Q: We are currently refinancing our home, and have already signed the good-faith agreement with the broker.
We were told at the time we should sign soon to lock in the interest rate.
Now they are telling us our interest rate will be slightly higher and they never locked in the rate when we thought they did. Can they do this?
A: I’m a little confused by your letter. Did you lock in the rate or not? If you gave the mortgage company the go ahead to lock in the rate and the mortgage company never locked it in for you, then you may have a valid complaint against the mortgage company.
If, however, you never gave them the authorization to officially lock in the rate on a specific day, then you get whatever the rate is on the day the loan was locked.
Still, it sounds to me like you’re getting the “bait and switch.” Your lender promised you a particular rate if you signed on a particular day. You signed, but didn’t get the rate. That’s baiting you with the promise of a better rate, but switching the rate on your when the lender perceives it’s too late for you to shop around to find another deal.
Another possibility is that the lender has been gambling with your interest rate (and you lost). Instead of locking in the rate, the lender is betting that rates will go down further. So, the lender waits. If the rate drops, the lender pockets more profit from the end lender who will ultimately buy your loan because it will be an “above market” rate. But if the interest rate goes up on your loan, the lender would be stuck paying out of pocket to make good on the rate.

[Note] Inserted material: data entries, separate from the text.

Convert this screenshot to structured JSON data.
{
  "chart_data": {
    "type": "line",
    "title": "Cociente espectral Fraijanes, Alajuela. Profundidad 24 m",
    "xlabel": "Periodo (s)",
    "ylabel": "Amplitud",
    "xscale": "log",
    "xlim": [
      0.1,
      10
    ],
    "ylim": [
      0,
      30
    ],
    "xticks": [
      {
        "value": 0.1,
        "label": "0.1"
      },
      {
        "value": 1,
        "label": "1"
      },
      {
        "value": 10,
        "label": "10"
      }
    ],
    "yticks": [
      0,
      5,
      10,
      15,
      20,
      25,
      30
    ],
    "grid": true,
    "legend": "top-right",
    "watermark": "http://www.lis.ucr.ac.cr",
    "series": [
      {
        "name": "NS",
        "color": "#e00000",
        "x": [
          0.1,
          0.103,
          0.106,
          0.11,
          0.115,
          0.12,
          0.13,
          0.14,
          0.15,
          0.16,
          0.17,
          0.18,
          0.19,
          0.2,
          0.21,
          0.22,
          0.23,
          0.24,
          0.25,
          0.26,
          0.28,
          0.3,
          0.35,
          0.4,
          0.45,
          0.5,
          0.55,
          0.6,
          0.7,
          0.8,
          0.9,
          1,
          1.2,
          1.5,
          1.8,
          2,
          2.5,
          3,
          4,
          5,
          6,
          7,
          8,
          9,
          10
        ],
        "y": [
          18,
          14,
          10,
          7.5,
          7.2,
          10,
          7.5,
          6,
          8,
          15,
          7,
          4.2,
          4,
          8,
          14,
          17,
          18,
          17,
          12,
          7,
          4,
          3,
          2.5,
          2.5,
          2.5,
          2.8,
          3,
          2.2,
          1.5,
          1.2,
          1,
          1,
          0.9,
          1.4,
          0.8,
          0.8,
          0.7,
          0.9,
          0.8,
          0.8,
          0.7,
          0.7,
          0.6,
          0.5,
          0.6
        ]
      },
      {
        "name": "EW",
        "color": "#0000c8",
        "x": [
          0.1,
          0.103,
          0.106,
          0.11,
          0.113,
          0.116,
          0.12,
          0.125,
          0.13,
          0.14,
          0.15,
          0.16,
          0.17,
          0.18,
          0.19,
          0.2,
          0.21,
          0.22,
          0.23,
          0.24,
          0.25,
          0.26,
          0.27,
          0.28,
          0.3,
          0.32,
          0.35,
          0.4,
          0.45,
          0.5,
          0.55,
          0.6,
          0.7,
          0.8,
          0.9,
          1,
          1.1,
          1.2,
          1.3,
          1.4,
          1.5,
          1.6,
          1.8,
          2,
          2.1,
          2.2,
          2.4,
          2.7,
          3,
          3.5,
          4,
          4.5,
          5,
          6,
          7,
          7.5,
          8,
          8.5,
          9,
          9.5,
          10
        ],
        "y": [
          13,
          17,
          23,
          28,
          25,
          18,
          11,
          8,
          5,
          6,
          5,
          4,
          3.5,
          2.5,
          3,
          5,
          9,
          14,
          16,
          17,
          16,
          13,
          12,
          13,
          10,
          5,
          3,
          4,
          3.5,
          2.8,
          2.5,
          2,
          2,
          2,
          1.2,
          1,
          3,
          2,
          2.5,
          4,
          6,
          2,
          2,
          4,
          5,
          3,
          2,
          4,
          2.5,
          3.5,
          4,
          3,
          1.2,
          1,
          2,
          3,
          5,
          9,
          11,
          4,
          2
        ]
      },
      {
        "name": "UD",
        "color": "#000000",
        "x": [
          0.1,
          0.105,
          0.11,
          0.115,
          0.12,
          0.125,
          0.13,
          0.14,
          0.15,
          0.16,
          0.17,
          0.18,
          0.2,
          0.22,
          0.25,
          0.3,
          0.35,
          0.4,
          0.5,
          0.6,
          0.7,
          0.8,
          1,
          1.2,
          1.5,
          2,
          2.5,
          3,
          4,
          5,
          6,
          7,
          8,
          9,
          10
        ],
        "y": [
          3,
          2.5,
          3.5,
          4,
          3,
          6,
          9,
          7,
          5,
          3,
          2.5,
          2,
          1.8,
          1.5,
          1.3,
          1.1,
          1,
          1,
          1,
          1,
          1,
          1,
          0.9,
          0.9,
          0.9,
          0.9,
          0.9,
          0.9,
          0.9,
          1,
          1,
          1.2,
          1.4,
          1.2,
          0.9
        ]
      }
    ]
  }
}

Unless the lender can figure out a way to make you accept a higher rate.
Interest rates have gone down in the past few weeks, and at press time the official 30-year interest rate was below 6 percent.
You should also consider filing a complaint with the Attorney General’s office and the state office that regulates mortgage lenders in your state. If you copy the loan officer as well as the president of the company on your letter to these regulatory bodies, you may find that he "suddenly" has changed his tune.
But I would be wary about doing business with a shoddy lender that says one thing and delivers another. If I were you, I’d ask for the return of any cash that you paid upfront (hopefully it wasn’t much), and start shopping around for another lender. Check out current rates that are being offered by other lenders in your area at www.bankrate.com.